Artist Statement
My working images begin with drawings and studies created from the synthesis of collected memories and photographs. The photographs act as a map, illuminating questions of gesture, perspective and structure drawn from the narrative of memory. My studies are followed by larger paintings, though sometimes the studies themselves become the final image.
My interest is in the transient moment, the fleeting expression, the history of time as it crosses a face, passes through a body at rest or at work. How does a figure tell a story? How can it illuminate a moment in time that speaks to something larger, just out of reach?
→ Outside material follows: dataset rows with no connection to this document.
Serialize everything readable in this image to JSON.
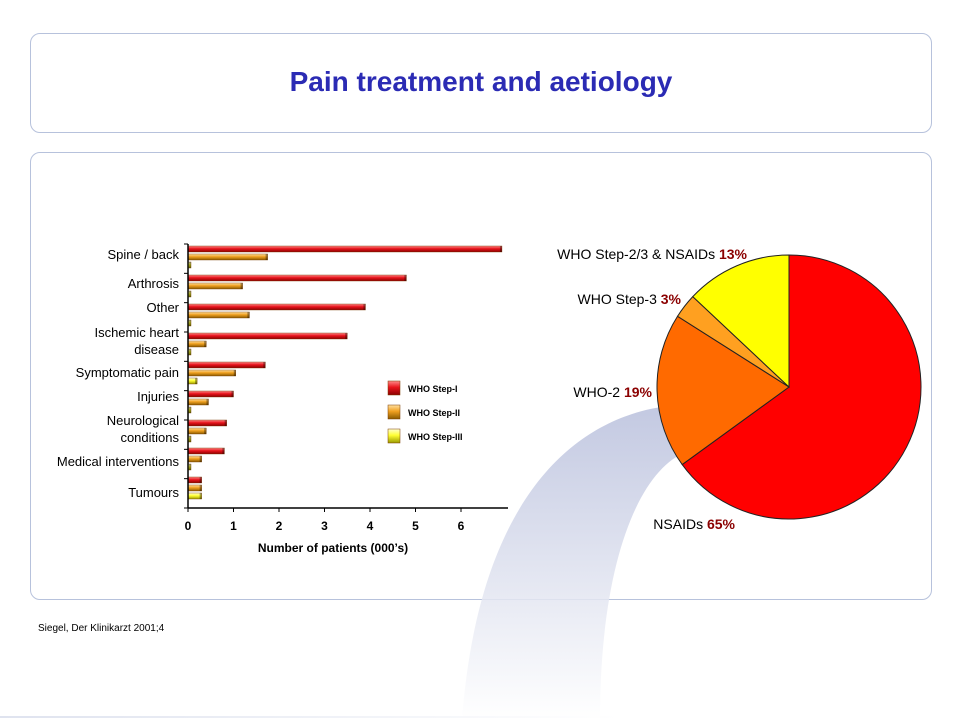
{
  "title": "Pain treatment and aetiology",
  "citation": "Siegel, Der Klinikarzt 2001;4",
  "colors": {
    "title": "#2b2bb4",
    "step1": "#e8141c",
    "step2": "#f0a020",
    "step3": "#ffff33",
    "pie_nsaids": "#ff0000",
    "pie_who2": "#ff6a00",
    "pie_step3": "#ffa020",
    "pie_step23": "#ffff00",
    "percent_text": "#8b0000"
  },
  "chart_data": [
    {
      "type": "bar",
      "orientation": "horizontal",
      "categories": [
        "Spine / back",
        "Arthrosis",
        "Other",
        "Ischemic heart disease",
        "Symptomatic pain",
        "Injuries",
        "Neurological conditions",
        "Medical interventions",
        "Tumours"
      ],
      "series": [
        {
          "name": "WHO Step-I",
          "values": [
            6.9,
            4.8,
            3.9,
            3.5,
            1.7,
            1.0,
            0.85,
            0.8,
            0.3
          ]
        },
        {
          "name": "WHO Step-II",
          "values": [
            1.75,
            1.2,
            1.35,
            0.4,
            1.05,
            0.45,
            0.4,
            0.3,
            0.3
          ]
        },
        {
          "name": "WHO Step-III",
          "values": [
            0.05,
            0.05,
            0.05,
            0.05,
            0.2,
            0.05,
            0.05,
            0.05,
            0.3
          ]
        }
      ],
      "xlabel": "Number of patients (000’s)",
      "xticks": [
        0,
        1,
        2,
        3,
        4,
        5,
        6
      ],
      "xlim": [
        0,
        7
      ],
      "legend": [
        "WHO Step-I",
        "WHO Step-II",
        "WHO Step-III"
      ],
      "legend_position": "right"
    },
    {
      "type": "pie",
      "slices": [
        {
          "label": "NSAIDs",
          "pct_label": "65%",
          "value": 65
        },
        {
          "label": "WHO-2",
          "pct_label": "19%",
          "value": 19
        },
        {
          "label": "WHO Step-3",
          "pct_label": "3%",
          "value": 3
        },
        {
          "label": "WHO Step-2/3 & NSAIDs",
          "pct_label": "13%",
          "value": 13
        }
      ]
    }
  ]
}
My paintings endeavor to be illustrations of the architecture of human solitude, the archeology of the soul, and the limitless realms of internal worlds mostly hidden from us. Images of an inhabited silence, the poetry of solitude (not loneliness), and of how we take root in the world day after day. Of the silent bonds that connect us and the evanescent moment between before and after.
The human figure is a landscape of time, and so my paintings become a form of landscape painting. Within are passages of abstraction and pentimenti - a testimony of the visible history of the work.
1. Attributed to Mario Rossi in the poetry of Wallace Stevens.
So long as that woman from the Rijksmuseum
in painted quiet and concentration
keeps pouring milk day after day
from the pitcher to the bowl
the World hasn’t earned
the world’s end.
Wislawa Szymborska, Vermeer (translated from Polish by Clare Cavanagh and Stanislaw Baranczak), New York Review of Books, August 19, 2010.